Finalmente, halla la raíz de estos males en el materialismo, en las comodidades, en los avances de la ciencia y en el industrialismo, que apartan a los hombres del orden sobrenatural y relegan al olvido los valores morales. ¿Cómo es posible mantener aún este error? ¿Cómo puede hablarse de la crisis de los valores morales?
¿Cuándo han puesto los hombres el desprecio de sus vidas más por bajo de su ideal? ¿Cuándo ha sido la humanidad más disciplinada, más heroica, más hondamente idealista que ahora? No lo sería seguramente en el corazón del siglo XIX, cuando el señor Ilundain andaba por el mundo.

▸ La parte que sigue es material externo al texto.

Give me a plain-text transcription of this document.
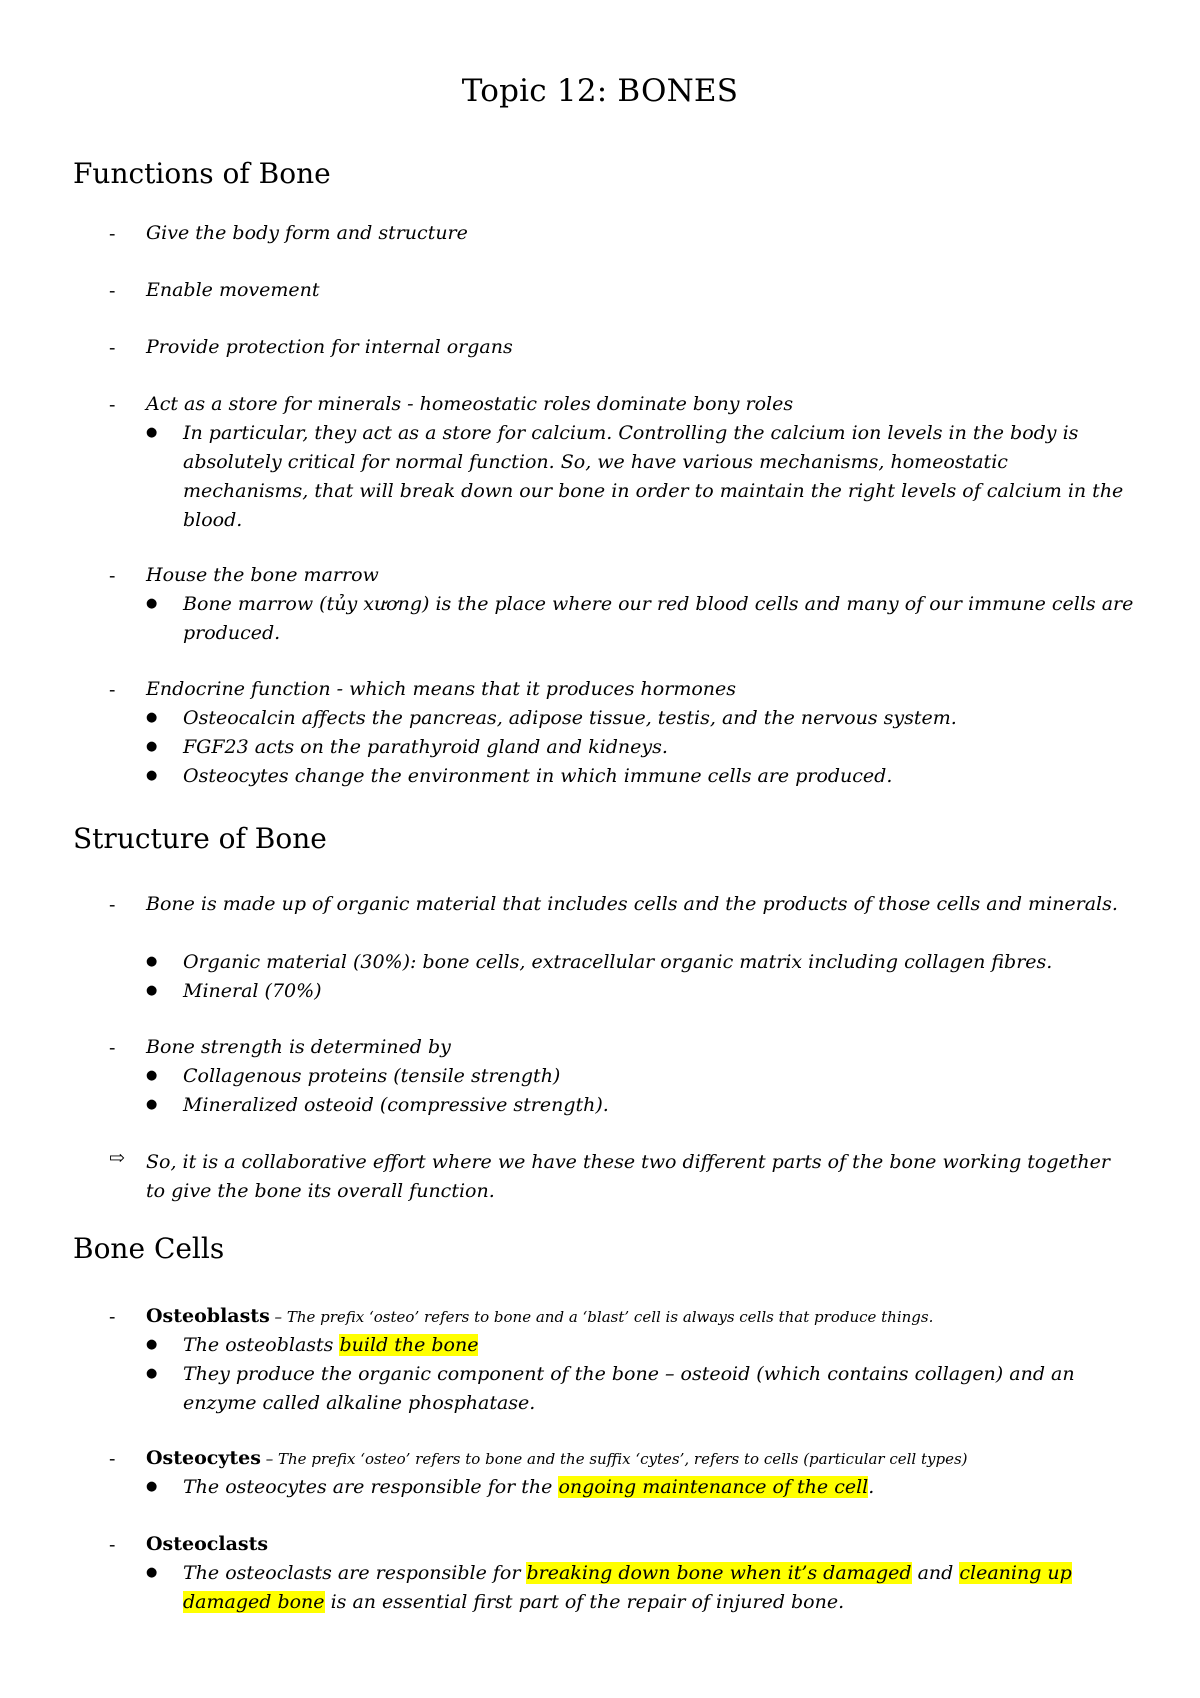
Topic 12: BONES
Functions of Bone
- Give the body form and structure

- Enable movement

- Provide protection for internal organs

- Act as a store for minerals - homeostatic roles dominate bony roles

● In particular, they act as a store for calcium. Controlling the calcium ion levels in the body is absolutely critical for normal function. So, we have various mechanisms, homeostatic mechanisms, that will break down our bone in order to maintain the right levels of calcium in the blood.

- House the bone marrow

● Bone marrow (tủy xương) is the place where our red blood cells and many of our immune cells are produced.

- Endocrine function - which means that it produces hormones

● Osteocalcin affects the pancreas, adipose tissue, testis, and the nervous system.

● FGF23 acts on the parathyroid gland and kidneys.

● Osteocytes change the environment in which immune cells are produced.

Structure of Bone
- Bone is made up of organic material that includes cells and the products of those cells and minerals.

● Organic material (30%): bone cells, extracellular organic matrix including collagen fibres.

● Mineral (70%)

- Bone strength is determined by

● Collagenous proteins (tensile strength)

● Mineralized osteoid (compressive strength).

⇨ So, it is a collaborative effort where we have these two different parts of the bone working together to give the bone its overall function.

Bone Cells
- Osteoblasts – The prefix ‘osteo’ refers to bone and a ‘blast’ cell is always cells that produce things.

● The osteoblasts build the bone

● They produce the organic component of the bone – osteoid (which contains collagen) and an enzyme called alkaline phosphatase.

- Osteocytes – The prefix ‘osteo’ refers to bone and the suffix ‘cytes’, refers to cells (particular cell types)

● The osteocytes are responsible for the ongoing maintenance of the cell.

- Osteoclasts

● The osteoclasts are responsible for breaking down bone when it’s damaged and cleaning up damaged bone is an essential first part of the repair of injured bone.
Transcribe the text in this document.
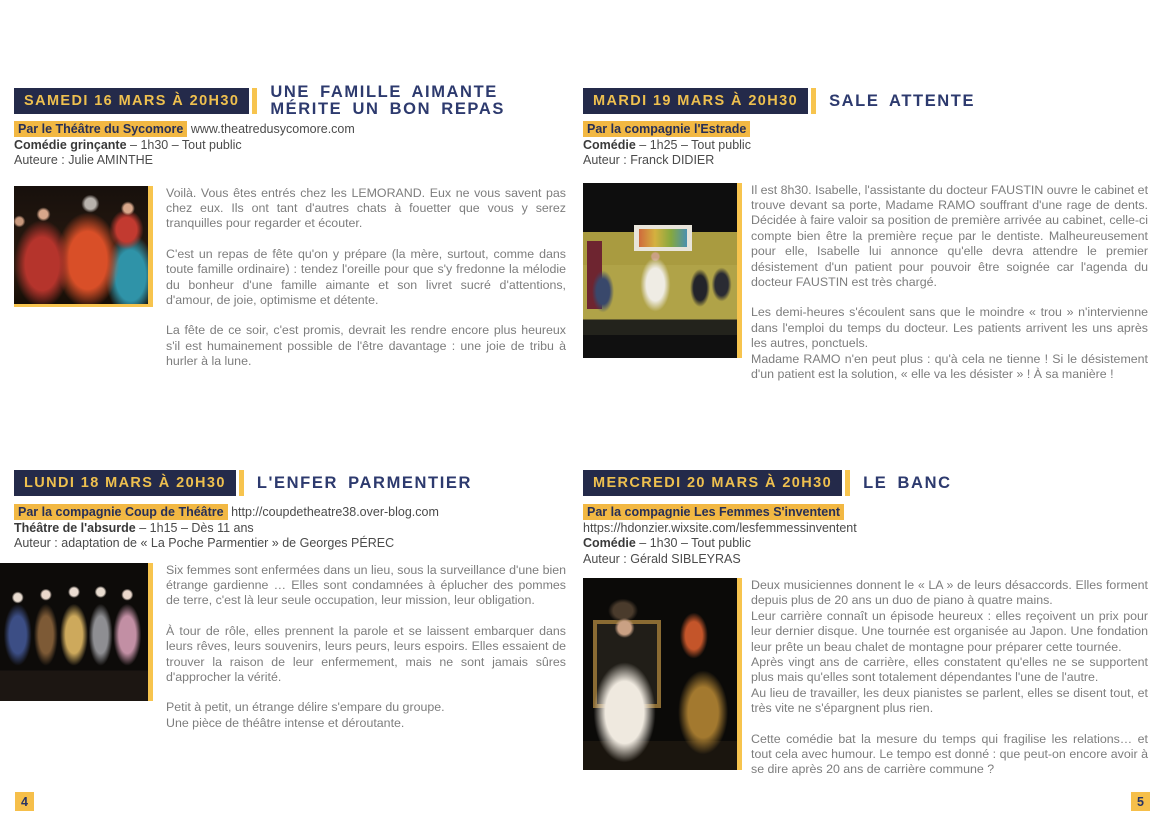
SAMEDI 16 MARS À 20H30	UNE FAMILLE AIMANTE MÉRITE UN BON REPAS
Par le Théâtre du Sycomore www.theatredusycomore.com
Comédie grinçante – 1h30 – Tout public
Auteure : Julie AMINTHE

Voilà. Vous êtes entrés chez les LEMORAND. Eux ne vous savent pas chez eux. Ils ont tant d'autres chats à fouetter que vous y serez tranquilles pour regarder et écouter.

C'est un repas de fête qu'on y prépare (la mère, surtout, comme dans toute famille ordinaire) : tendez l'oreille pour que s'y fredonne la mélodie du bonheur d'une famille aimante et son livret sucré d'attentions, d'amour, de joie, optimisme et détente.

La fête de ce soir, c'est promis, devrait les rendre encore plus heureux s'il est humainement possible de l'être davantage : une joie de tribu à hurler à la lune.

MARDI 19 MARS À 20H30	SALE ATTENTE
Par la compagnie l'Estrade
Comédie – 1h25 – Tout public
Auteur : Franck DIDIER

Il est 8h30. Isabelle, l'assistante du docteur FAUSTIN ouvre le cabinet et trouve devant sa porte, Madame RAMO souffrant d'une rage de dents. Décidée à faire valoir sa position de première arrivée au cabinet, celle-ci compte bien être la première reçue par le dentiste. Malheureusement pour elle, Isabelle lui annonce qu'elle devra attendre le premier désistement d'un patient pour pouvoir être soignée car l'agenda du docteur FAUSTIN est très chargé.

Les demi-heures s'écoulent sans que le moindre « trou » n'intervienne dans l'emploi du temps du docteur. Les patients arrivent les uns après les autres, ponctuels.

Madame RAMO n'en peut plus : qu'à cela ne tienne ! Si le désistement d'un patient est la solution, « elle va les désister » ! À sa manière !

LUNDI 18 MARS À 20H30	L'ENFER PARMENTIER
Par la compagnie Coup de Théâtre http://coupdetheatre38.over-blog.com
Théâtre de l'absurde – 1h15 – Dès 11 ans
Auteur : adaptation de « La Poche Parmentier » de Georges PÉREC

Six femmes sont enfermées dans un lieu, sous la surveillance d'une bien étrange gardienne … Elles sont condamnées à éplucher des pommes de terre, c'est là leur seule occupation, leur mission, leur obligation.

À tour de rôle, elles prennent la parole et se laissent embarquer dans leurs rêves, leurs souvenirs, leurs peurs, leurs espoirs. Elles essaient de trouver la raison de leur enfermement, mais ne sont jamais sûres d'approcher la vérité.

Petit à petit, un étrange délire s'empare du groupe.

Une pièce de théâtre intense et déroutante.

MERCREDI 20 MARS À 20H30	LE BANC
Par la compagnie Les Femmes S'inventent
https://hdonzier.wixsite.com/lesfemmessinventent
Comédie – 1h30 – Tout public
Auteur : Gérald SIBLEYRAS

Deux musiciennes donnent le « LA » de leurs désaccords. Elles forment depuis plus de 20 ans un duo de piano à quatre mains.

Leur carrière connaît un épisode heureux : elles reçoivent un prix pour leur dernier disque. Une tournée est organisée au Japon. Une fondation leur prête un beau chalet de montagne pour préparer cette tournée.

Après vingt ans de carrière, elles constatent qu'elles ne se supportent plus mais qu'elles sont totalement dépendantes l'une de l'autre.

Au lieu de travailler, les deux pianistes se parlent, elles se disent tout, et très vite ne s'épargnent plus rien.

Cette comédie bat la mesure du temps qui fragilise les relations… et tout cela avec humour. Le tempo est donné : que peut-on encore avoir à se dire après 20 ans de carrière commune ?

4	5
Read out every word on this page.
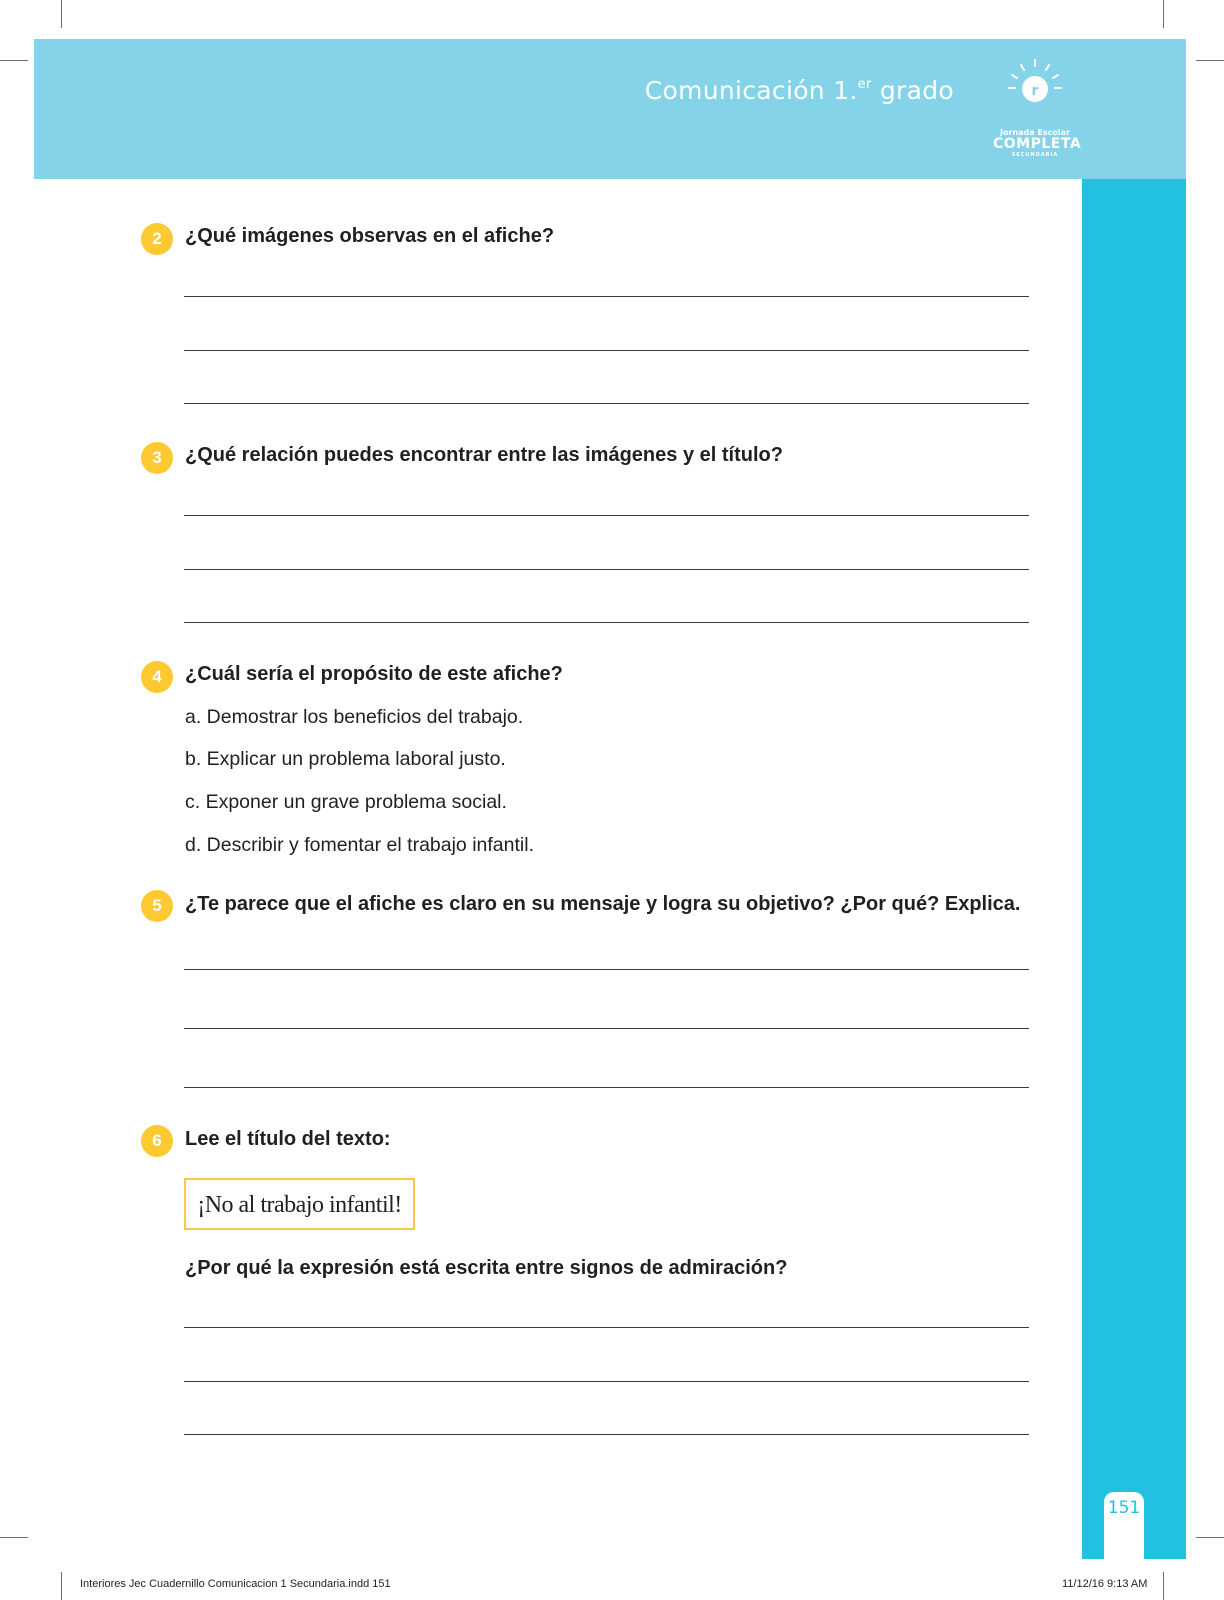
Comunicación 1.$^{er}$ grado	r
Jornada Escolar
COMPLETA
SECUNDARIA
151
2	¿Qué imágenes observas en el afiche?
3	¿Qué relación puedes encontrar entre las imágenes y el título?
4	¿Cuál sería el propósito de este afiche?
a. Demostrar los beneficios del trabajo.
b. Explicar un problema laboral justo.
c. Exponer un grave problema social.
d. Describir y fomentar el trabajo infantil.
5	¿Te parece que el afiche es claro en su mensaje y logra su objetivo? ¿Por qué? Explica.
6	Lee el título del texto:
¡No al trabajo infantil!
¿Por qué la expresión está escrita entre signos de admiración?
Interiores Jec Cuadernillo Comunicacion 1 Secundaria.indd 151	11/12/16 9:13 AM
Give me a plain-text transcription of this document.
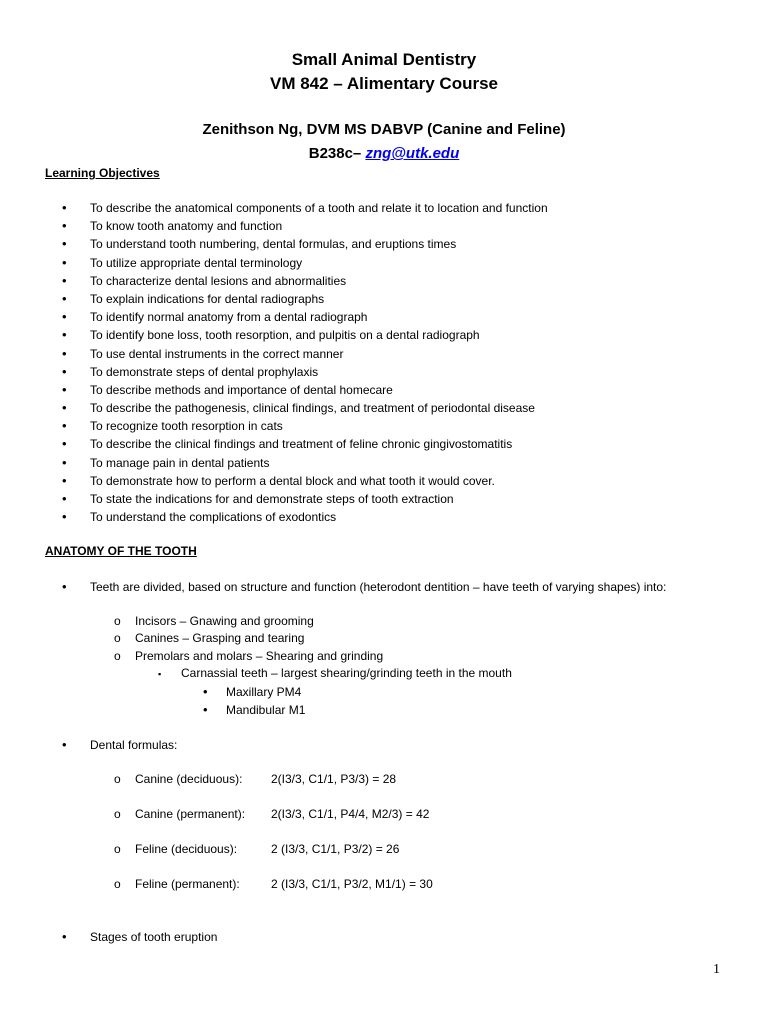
Small Animal Dentistry
VM 842 – Alimentary Course
Zenithson Ng, DVM MS DABVP (Canine and Feline)
B238c– zng@utk.edu
Learning Objectives
• To describe the anatomical components of a tooth and relate it to location and function
• To know tooth anatomy and function
• To understand tooth numbering, dental formulas, and eruptions times
• To utilize appropriate dental terminology
• To characterize dental lesions and abnormalities
• To explain indications for dental radiographs
• To identify normal anatomy from a dental radiograph
• To identify bone loss, tooth resorption, and pulpitis on a dental radiograph
• To use dental instruments in the correct manner
• To demonstrate steps of dental prophylaxis
• To describe methods and importance of dental homecare
• To describe the pathogenesis, clinical findings, and treatment of periodontal disease
• To recognize tooth resorption in cats
• To describe the clinical findings and treatment of feline chronic gingivostomatitis
• To manage pain in dental patients
• To demonstrate how to perform a dental block and what tooth it would cover.
• To state the indications for and demonstrate steps of tooth extraction
• To understand the complications of exodontics
ANATOMY OF THE TOOTH
• Teeth are divided, based on structure and function (heterodont dentition – have teeth of varying shapes) into:
o Incisors – Gnawing and grooming
o Canines – Grasping and tearing
o Premolars and molars – Shearing and grinding
▪ Carnassial teeth – largest shearing/grinding teeth in the mouth
• Maxillary PM4
• Mandibular M1
• Dental formulas:
o Canine (deciduous): 2(I3/3, C1/1, P3/3) = 28
o Canine (permanent): 2(I3/3, C1/1, P4/4, M2/3) = 42
o Feline (deciduous):	2 (I3/3, C1/1, P3/2) = 26
o Feline (permanent):	2 (I3/3, C1/1, P3/2, M1/1) = 30
• Stages of tooth eruption
1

Pero, por lo visto, la inmoralidad que la carta pastoral condena no alcanza el rango que queremos darle, y puesto que se limita a los motivos de escándalo que puede sugerir el mundo en un adolescente tonsurado, hay que constreñirse a esa inmoralidad de alcoba y tocador, baile y teatro, que es la máquina de los anatemas episcopales.
No hay tal corrupción ni tales carneros. Ese reinado de la voluptuosidad, ese enervante sibaritismo, no son otra cosa que el mito de la moderna civilización. La vida es cada vez más ruda, más implacable. Los hombres trabajan más y gozan menos. En la calle más céntrica, en la avenida más suntuosa, en la más refinada ciudad, hay miles y miles de anacoretas. Gentes humildes y laboriosas, llenas de dolor y de inquietudes espirituales; empleaditos que salen de sus oficinas para meterse en la celdita estrecha de su casa; jornaleros, agotados por el trabajo, que padecen hambre, frío y sueño. En una gran ciudad, entre palacios, hoteles, teatros, cabarets, casinos y jardines, hay millares de hombres que viven en el desierto, desierto más implacable aún que el yermo de los anacoretas. Son más frugales, más resignados, más continentes, más devotos de lo sobrenatural, desde el momento en que ni siquiera ven la Ciudad de Dios con la diáfana realidad con que se ofrecía a los ojos de los antiguos cristianos. ¿Qué santo varón retirado al desierto ha cumplido la virtud del silencio mejor y más dolorosamente que este echador de café, a quien la disciplina social impuesta por los parroquianos no le consiente ni una palabra más de las que su función exige, que no tiene tiempo ni dinero para hacer amigos, que se mueve como la ruedecilla insignificante de una gran máquina y que se morirá un día sin poder hacer a nadie sus confidencias, sin encontrar quien le escuche amorosamente en medio de esta turbamulta? Por otra parte, el hermetismo de la ciencia moderna ha creado un grandísimo sacerdocio, cuya disciplina es más tiránica que la de rodas las religiones. Consagrar la vida a la filosofía, a las ciencias naturales o a la biología es más penoso que consagrarla a Dios.
¿Dónde está, pues, la corrupción de la vida moderna? ¿En los que quedan al margen de ella? ¿En los que forzosamente, si no se incorporan a la corriente universal de trabajo y honradez, van a su ruina y acabamiento? La vida de nuestra época tiene para los inmorales, para los corruptos, sanciones mucho más terribles que los anatemas episcopales. Verdad es que hay que deplorar otra inmoralidad —más en la colectividad que en el individuo—, y ésta sí que terrible azote del mundo, pero... ¡cómo ésa ni siquiera la atisba el prelado...!
Y otras boberías, no nos interesan, aunque tomen inusitada trascendencia a veces al incrustarse en la cerrilidad de un padre Calasanz.